As long as nothing moves on the blockchain, and the trust requirement you mention is fulfilled, I hope you agree that, save from some bug in the implementation, you will have no idea what private keys were received by the original owner of A. It's logically impossible, since CM has already pre-deposited many more other funded private keys (in fact, the entire previous volume of their laundry) and by the definition you don't know which ones of those were disclosed to the client A. The number of combinations is a factorial of the number previous clients, the vast majority you won't know.

So the attack scenario has to be more convoluted than that, perhaps the client immediately consolidates his received keys into a single address, perhaps we assume the attacker has perfect information over all amounts A deposited, which is clearly not practical etc. But that's another discussion altogether that deals with breaking a certain implementation of finding a launderer with a certain behavior. Research papers always make bold claims to raise interest, and often deliver crypto style failures, that require "only" 2^64 attempts, so the system is "broken".

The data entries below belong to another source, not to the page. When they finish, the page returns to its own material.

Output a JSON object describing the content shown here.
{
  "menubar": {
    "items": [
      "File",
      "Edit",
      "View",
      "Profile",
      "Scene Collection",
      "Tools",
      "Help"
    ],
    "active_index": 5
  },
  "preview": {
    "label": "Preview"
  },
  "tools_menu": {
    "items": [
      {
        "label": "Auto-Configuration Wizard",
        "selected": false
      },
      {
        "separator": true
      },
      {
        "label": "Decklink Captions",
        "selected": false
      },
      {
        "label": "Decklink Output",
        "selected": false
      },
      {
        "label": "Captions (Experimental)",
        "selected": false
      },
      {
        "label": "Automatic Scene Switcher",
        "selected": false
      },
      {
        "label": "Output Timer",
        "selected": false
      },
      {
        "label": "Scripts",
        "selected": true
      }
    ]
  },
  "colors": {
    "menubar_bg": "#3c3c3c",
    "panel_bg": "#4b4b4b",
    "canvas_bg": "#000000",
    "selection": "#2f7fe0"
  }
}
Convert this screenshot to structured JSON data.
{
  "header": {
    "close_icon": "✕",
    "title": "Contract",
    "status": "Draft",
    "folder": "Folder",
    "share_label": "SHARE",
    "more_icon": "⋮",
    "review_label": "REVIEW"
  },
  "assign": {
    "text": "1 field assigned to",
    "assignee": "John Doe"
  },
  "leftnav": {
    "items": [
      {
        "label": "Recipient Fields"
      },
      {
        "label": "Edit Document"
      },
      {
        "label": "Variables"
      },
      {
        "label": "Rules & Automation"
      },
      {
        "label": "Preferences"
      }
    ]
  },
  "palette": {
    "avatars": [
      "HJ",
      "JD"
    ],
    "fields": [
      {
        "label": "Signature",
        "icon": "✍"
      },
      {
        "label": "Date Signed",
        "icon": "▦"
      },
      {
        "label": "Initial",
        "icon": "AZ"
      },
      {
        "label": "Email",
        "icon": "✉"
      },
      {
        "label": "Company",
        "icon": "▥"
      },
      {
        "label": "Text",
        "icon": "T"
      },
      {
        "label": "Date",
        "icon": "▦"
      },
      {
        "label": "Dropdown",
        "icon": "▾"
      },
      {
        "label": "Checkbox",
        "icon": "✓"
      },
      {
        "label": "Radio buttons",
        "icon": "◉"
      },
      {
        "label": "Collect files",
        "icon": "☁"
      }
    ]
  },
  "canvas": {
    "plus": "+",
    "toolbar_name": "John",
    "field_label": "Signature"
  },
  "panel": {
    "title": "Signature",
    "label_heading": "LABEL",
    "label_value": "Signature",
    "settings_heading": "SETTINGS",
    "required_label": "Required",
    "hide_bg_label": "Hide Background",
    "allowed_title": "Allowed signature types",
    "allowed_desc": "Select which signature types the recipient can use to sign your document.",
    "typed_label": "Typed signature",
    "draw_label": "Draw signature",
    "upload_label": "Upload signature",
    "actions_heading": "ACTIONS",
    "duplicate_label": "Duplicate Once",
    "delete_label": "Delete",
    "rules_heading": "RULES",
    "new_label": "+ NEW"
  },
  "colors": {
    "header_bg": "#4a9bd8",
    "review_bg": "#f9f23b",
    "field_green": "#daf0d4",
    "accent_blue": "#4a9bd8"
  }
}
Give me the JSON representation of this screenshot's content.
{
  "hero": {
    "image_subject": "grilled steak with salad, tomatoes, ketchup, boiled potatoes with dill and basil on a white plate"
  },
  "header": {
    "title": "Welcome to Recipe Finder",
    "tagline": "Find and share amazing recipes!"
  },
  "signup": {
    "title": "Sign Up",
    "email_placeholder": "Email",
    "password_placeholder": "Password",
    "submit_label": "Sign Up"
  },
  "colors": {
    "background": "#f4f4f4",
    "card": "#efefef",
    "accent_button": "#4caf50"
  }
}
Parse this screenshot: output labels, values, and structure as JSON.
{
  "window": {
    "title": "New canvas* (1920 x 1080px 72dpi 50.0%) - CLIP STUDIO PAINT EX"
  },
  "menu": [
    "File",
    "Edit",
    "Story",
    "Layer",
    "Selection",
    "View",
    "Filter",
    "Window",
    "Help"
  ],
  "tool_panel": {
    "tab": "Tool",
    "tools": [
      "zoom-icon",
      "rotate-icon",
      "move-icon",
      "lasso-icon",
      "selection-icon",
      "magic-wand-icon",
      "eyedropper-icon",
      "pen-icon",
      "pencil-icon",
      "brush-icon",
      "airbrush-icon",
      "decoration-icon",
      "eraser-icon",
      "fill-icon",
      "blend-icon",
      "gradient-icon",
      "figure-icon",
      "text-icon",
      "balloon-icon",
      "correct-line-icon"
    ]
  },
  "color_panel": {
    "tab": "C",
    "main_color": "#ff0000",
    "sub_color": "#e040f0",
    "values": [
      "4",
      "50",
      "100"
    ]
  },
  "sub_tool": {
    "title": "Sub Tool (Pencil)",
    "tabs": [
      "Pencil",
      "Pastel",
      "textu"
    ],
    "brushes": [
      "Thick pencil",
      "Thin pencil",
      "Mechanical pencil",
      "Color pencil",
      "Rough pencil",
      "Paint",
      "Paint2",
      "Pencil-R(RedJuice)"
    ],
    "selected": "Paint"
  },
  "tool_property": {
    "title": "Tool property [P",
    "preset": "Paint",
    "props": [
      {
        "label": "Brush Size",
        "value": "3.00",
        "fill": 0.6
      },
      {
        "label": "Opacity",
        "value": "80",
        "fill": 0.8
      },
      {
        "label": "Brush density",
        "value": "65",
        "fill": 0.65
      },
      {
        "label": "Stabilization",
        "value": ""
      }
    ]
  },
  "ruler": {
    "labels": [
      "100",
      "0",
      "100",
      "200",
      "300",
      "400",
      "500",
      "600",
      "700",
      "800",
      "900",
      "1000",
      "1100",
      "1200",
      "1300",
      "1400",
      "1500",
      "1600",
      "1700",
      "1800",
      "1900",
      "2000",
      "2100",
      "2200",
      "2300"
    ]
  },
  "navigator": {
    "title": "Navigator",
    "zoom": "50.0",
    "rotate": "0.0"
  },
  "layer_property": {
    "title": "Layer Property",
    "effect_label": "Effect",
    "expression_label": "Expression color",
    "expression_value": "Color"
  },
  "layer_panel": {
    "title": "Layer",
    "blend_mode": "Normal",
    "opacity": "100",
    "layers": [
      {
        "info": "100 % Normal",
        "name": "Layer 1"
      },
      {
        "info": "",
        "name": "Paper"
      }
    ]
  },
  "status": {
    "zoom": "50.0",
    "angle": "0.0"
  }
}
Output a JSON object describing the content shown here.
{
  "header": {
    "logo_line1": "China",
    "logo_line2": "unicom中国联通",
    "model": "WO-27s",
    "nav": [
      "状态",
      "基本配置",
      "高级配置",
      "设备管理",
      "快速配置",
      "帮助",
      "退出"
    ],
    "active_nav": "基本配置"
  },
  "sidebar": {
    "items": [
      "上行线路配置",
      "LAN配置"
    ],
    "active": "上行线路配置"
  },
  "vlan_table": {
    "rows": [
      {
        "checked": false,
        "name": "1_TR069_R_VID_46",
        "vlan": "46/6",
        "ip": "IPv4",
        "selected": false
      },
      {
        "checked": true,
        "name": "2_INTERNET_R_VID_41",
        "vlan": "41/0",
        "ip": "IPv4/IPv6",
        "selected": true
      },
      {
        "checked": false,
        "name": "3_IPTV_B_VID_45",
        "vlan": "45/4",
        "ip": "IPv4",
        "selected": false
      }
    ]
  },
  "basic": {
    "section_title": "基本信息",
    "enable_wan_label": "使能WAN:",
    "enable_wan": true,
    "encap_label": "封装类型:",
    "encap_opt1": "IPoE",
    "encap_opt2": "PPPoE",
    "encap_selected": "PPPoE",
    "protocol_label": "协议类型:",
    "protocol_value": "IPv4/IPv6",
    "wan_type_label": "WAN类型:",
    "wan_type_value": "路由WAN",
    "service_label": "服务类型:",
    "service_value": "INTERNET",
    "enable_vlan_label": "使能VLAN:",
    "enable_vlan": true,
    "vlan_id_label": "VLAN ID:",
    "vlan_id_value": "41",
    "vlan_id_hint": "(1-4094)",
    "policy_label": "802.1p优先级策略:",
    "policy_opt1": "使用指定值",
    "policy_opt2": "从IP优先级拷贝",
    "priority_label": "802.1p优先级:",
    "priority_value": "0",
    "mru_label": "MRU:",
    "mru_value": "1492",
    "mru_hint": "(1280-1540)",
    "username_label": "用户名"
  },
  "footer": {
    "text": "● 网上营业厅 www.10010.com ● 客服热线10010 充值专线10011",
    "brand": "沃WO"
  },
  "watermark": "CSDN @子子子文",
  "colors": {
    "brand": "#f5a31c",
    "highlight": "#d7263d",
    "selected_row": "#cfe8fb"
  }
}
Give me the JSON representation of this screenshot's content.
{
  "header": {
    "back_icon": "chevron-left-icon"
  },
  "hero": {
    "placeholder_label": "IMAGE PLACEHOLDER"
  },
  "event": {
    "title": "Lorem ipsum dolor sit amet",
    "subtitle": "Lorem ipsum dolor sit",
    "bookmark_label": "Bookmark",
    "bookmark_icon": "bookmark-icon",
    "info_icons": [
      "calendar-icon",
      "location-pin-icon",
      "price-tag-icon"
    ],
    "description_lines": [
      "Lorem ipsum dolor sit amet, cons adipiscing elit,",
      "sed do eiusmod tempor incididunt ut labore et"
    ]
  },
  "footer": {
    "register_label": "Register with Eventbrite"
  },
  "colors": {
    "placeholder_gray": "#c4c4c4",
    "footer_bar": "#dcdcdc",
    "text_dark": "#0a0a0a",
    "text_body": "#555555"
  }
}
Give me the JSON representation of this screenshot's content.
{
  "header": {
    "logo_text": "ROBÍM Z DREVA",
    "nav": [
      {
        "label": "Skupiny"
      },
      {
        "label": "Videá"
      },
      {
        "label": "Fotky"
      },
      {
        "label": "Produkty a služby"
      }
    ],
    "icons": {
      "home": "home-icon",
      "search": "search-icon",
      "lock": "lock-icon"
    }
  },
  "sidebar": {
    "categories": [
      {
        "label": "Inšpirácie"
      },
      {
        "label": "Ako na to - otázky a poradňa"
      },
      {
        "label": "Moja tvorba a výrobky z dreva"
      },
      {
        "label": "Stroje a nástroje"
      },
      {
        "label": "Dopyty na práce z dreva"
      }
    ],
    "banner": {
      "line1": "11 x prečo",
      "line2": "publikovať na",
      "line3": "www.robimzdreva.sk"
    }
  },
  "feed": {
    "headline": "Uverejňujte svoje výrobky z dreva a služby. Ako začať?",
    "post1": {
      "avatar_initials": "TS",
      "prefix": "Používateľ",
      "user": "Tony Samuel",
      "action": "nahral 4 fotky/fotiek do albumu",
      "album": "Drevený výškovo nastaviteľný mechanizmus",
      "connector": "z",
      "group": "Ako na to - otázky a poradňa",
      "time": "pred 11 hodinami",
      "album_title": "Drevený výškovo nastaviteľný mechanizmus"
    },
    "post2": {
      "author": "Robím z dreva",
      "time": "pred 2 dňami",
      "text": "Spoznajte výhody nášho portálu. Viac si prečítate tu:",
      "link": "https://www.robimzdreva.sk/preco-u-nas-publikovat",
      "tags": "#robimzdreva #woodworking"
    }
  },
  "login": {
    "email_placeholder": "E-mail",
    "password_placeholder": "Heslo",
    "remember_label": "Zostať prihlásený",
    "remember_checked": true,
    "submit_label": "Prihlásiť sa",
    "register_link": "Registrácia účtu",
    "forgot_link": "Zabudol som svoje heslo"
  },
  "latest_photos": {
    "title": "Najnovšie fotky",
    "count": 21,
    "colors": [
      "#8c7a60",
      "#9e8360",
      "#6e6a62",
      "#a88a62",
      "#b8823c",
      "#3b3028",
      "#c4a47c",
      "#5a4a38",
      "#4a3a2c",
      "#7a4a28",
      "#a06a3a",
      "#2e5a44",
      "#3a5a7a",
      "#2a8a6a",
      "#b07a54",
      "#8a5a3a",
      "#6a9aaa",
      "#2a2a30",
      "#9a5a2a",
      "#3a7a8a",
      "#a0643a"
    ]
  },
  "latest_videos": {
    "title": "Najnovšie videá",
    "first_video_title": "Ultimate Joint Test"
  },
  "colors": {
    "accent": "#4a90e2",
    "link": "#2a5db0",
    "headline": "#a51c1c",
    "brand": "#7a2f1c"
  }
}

But the issue we debated above - address pseudoanonymity enabling untraceable off chain asset swaps - is already settled if you agree to the second paragraph.

[ivancho]

But we don't have to search for those keys in all of the deposits that CM ever made - only in the ones that stopped churning and mixing. Maybe they try to control the dynamics of their lots to be statistically indistinguishable from the withdrawals - but that requires a vastly larger pool of capital and continuous operational effort, and I have a hunch they do not in fact do that.

Furthermore, if you are a client, how long are you willing to keep your money in private keys that you know CM also has? Even if you don't mistrust them, you still need to worry about the exact scenario that happened - they get busted and all their private keys get seized. So chances are those amounts leave the CM network of addresses pretty quickly, even if they don't get added up in a single address. So now all that combinatorial explosion drops down to a pretty tractable k-NN classification problem.

I would advise against making strong statements like "logically impossible" about things that seem to require a lot of very narrow conditions like perfect actor behavior and strong stationarity in order to be true.